Alburov told CNN that local police in Tomsk displayed "special interest" in the water bottles and tried to confiscate them.
"When the police questioned us, they were especially interested in the water bottles, weirdly, even though we took a lot of other items," he said.
When asked to comment, Tomsk police did not comment on the matter and referred CNN to the main directorate of the Russian Interior Ministry, which has not yet responded to CNN's query.
The Kremlin has previously said it "sees no reason" to blame the Russian state for the attack or to launch a criminal probe into the matter.
The German foreign ministry refused to directly comment on the matter when contacted by CNN Thursday.
Alburov added that Navalny's team requested access to hotel CCTV footage but learned that it had been confiscated by the police.
The bottles were then taken to Germany in the same medevac plane which was used to evacuate Navalny from Omsk, where his plane made an urgent landing, to Berlin's Charite Hospital on August 22, where he remains.
"Two weeks later, it was on the bottle from Tomsk that the German laboratory found traces of Novichok," Navalny's team said on Instagram Thursday. "And then two more laboratories that took tests from Alexey confirmed that Navalny was poisoned by it [Novichok].
"Now we understand: this was done before he left his room to go to the airport," the aides said Thursday.
The Organisation for the Prohibition of Chemical Weapons (OPCW), which is assisting German authorities in the case, said Thursday it was also running tests on samples collected from Navalny.
Novichok agents are both lethal and highly unusual, so much so that that very few scientists outside of Russia have any real experience in dealing with them, raising questions about Moscow's role in the poisoning.
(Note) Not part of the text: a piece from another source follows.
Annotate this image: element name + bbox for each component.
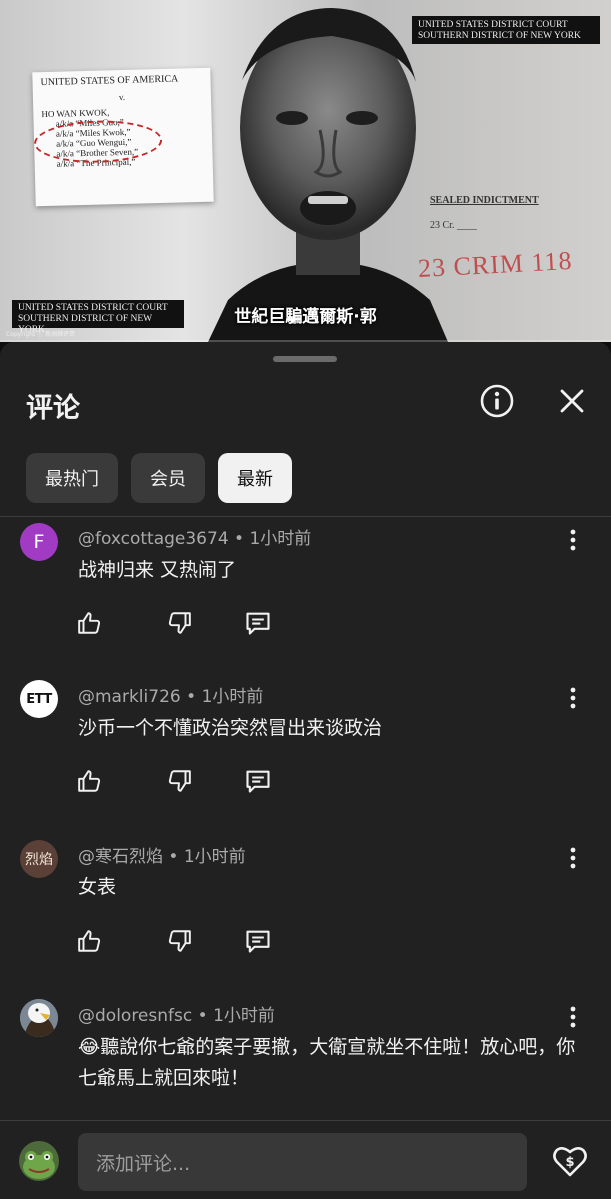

Novichok was also used in a March 2018 attack on former Russian spy Sergei Skripal in the English city of Salisbury.
On Tuesday Russia said it had "eliminated" all warfare agents, including Novichok, according to state news agency TASS which cited the director of Russia's foreign intelligence service (SVR) Sergei Naryshkin.
"[The warfare agents] were eliminated in accordance with [OPCW] procedures and rules which was properly documented. Any speculation Russia still produces or keeps in stock the old reserves of chemical warfare agents are disinformation, of course," Naryshkin said, according to TASS.
Naryshkin added that no poisonous substances "were detected in Navalny's body" when the opposition leader left Russia for Germany. The Kremlin has denied any involvement in the incident.
The anti-corruption activist's condition is slowly improving in Berlin, where doctors have weaned him off mechanical ventilation.
Navalny posted a photograph of himself sitting up in a hospital bed and surrounded by his family on September 15.
In his first direct message after his hospitalization, Navalny said he was now breathing on his own without medical support.
"Hi, this is Navalny," the politician wrote in the caption.
"I miss you. I still can hardly do anything, but yesterday I was able to breathe on my own for the whole day. Just myself. I did not use any outside help, not even the simplest valve in my throat."
On Monday, the hospital said Navalny was able to leave his bed for short periods of time.
Navalny intends to return to Russia following his recovery, his spokesperson told CNN on Monday.
An earlier version of this story incorrectly described the video statement from Alexey Navalny's aides. They did not say he was made ill by drinking from the water bottle but said traces of Novichok were found on it.